The action potential-evoked sarcoplasmic reticulum calcium release is impaired in mdx mouse muscle fibres

The mdx mouse, a model of the human disease Duchenne muscular dystrophy, has skeletal muscle fibres which display incompletely understood impaired contractile function. We explored the possibility that action potential-evoked Ca2+ release is altered in mdx fibres. Action potential-evoked Ca2+-dependent fluorescence transients were recorded, using both low and high affinity Ca2+ indicators, from enzymatically isolated fibres obtained from extensor digitorum longus (EDL) and flexor digitorum brevis (FDB) muscles of normal and mdx mice. Fibres were immobilized using either intracellular EGTA or N-benzyl-p-toluene sulphonamide, an inhibitor of the myosin II ATPase. We found that the amplitude of the action potential-evoked Ca2+ transients was significantly decreased in mdx mice with no measured difference in that of the surface action potential.

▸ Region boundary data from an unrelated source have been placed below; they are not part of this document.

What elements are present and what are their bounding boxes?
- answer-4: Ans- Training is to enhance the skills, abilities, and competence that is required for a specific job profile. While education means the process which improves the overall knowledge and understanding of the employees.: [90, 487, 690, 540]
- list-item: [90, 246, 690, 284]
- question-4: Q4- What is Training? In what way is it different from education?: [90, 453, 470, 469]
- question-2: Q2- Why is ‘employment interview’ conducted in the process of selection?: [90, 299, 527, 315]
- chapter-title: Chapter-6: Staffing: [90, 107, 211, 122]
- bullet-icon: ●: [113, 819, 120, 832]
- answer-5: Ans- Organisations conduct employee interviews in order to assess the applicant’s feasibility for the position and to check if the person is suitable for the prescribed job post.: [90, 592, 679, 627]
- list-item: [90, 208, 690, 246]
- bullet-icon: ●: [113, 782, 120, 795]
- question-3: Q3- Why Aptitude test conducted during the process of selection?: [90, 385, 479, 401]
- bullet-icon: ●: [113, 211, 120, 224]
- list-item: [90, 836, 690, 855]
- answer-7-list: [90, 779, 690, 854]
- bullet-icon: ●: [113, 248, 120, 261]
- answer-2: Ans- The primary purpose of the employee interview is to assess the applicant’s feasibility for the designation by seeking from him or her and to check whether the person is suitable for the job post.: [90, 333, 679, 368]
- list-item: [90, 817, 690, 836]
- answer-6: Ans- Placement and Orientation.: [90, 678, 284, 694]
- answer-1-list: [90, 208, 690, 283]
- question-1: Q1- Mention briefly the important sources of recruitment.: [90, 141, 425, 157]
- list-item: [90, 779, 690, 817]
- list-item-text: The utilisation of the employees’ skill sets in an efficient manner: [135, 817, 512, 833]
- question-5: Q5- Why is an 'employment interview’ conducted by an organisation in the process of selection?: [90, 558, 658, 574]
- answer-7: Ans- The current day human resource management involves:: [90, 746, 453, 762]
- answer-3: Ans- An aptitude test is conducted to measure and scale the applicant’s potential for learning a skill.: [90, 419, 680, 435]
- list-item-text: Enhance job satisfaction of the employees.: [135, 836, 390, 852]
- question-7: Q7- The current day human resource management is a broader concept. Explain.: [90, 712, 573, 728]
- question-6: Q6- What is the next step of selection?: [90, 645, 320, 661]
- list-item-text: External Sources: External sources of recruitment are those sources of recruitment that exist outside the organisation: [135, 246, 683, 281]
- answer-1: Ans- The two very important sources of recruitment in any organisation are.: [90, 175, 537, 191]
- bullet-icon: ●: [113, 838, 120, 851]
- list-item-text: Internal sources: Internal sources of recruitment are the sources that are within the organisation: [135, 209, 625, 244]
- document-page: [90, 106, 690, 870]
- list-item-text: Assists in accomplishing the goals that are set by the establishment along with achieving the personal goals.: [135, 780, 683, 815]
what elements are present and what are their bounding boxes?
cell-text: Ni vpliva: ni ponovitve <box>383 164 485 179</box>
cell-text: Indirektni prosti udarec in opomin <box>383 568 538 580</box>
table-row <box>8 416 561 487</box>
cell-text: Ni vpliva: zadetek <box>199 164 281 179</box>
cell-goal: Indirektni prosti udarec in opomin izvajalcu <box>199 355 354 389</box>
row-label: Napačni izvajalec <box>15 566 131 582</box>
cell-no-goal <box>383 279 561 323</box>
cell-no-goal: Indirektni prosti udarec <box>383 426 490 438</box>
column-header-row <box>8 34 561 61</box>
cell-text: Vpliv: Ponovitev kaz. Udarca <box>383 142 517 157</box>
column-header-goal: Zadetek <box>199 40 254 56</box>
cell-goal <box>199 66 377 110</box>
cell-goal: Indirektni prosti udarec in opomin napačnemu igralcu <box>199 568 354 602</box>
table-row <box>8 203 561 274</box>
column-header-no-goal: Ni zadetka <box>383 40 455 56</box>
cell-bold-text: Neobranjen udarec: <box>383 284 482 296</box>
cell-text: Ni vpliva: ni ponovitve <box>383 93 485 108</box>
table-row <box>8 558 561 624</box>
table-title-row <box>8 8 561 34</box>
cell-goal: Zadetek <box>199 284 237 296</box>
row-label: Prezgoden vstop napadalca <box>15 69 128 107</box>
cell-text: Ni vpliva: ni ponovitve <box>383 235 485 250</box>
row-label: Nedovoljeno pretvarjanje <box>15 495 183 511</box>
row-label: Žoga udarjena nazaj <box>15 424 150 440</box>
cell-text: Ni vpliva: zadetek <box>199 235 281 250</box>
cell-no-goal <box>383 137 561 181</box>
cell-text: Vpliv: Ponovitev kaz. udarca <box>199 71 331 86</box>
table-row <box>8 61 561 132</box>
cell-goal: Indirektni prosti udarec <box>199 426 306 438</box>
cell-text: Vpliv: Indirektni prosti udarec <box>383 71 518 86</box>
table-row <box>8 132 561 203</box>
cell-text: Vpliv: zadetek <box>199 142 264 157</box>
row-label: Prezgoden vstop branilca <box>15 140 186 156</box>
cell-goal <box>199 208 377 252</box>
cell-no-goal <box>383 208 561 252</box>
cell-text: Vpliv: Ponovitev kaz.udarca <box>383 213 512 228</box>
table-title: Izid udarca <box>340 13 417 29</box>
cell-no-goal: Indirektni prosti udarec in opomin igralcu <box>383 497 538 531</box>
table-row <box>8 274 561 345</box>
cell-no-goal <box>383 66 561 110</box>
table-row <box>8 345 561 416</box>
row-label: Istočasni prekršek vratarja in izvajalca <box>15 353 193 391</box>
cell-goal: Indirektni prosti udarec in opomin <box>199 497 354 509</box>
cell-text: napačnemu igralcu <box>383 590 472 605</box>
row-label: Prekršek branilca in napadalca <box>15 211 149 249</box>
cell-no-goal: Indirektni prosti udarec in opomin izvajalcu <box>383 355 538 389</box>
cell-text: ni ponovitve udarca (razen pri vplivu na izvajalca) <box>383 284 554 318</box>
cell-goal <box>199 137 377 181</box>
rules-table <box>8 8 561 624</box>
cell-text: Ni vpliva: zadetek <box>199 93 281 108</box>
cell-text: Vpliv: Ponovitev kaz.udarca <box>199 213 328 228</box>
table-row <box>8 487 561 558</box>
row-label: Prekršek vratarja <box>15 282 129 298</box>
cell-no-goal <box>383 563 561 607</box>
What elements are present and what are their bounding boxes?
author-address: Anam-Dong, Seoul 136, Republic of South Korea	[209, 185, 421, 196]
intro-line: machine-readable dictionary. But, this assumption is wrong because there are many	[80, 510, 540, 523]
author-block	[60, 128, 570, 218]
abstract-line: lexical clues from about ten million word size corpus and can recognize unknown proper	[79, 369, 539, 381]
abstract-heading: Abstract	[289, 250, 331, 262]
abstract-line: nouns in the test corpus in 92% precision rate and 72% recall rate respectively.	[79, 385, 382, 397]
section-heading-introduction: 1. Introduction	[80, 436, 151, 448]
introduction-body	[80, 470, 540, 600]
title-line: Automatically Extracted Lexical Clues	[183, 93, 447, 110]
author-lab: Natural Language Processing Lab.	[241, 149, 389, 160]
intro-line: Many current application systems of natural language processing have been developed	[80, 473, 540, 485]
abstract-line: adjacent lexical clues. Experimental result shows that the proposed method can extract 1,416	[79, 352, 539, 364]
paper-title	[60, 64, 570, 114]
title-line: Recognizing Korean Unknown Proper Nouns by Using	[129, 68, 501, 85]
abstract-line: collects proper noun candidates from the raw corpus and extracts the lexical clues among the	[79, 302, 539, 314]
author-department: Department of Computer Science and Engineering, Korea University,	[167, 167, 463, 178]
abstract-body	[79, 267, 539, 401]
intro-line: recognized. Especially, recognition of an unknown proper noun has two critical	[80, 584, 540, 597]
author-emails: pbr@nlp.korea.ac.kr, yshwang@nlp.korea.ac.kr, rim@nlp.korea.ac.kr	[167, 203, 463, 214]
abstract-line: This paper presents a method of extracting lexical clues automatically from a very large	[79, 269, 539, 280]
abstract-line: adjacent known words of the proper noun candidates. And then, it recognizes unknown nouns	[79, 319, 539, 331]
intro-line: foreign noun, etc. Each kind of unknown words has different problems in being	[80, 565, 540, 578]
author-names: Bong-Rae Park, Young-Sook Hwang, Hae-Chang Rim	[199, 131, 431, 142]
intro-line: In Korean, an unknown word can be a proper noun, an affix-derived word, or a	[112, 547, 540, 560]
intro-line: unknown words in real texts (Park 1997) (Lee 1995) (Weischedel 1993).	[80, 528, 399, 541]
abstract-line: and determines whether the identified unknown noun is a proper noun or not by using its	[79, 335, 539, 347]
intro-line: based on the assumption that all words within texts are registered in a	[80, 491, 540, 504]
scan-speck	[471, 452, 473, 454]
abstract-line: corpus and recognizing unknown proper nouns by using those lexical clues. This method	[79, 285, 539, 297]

In addition, Ca2+ transients recorded from mdx fibres in the absence of EGTA also displayed a marked prolongation of the slow decay phase. Model simulations of the action potential-evoked transients in the presence of high EGTA concentrations suggest that the reduction in the evoked sarcoplasmic reticulum Ca2+ release flux is responsible for the decrease in the peak of the Ca2+ transient in mdx fibres. Since the myoplasmic Ca2+ concentration is a critical regulator of muscle contraction, these results may help to explain the weakness observed in skeletal muscle fibres from mdx mice and, possibly, Duchenne muscular dystrophy patients.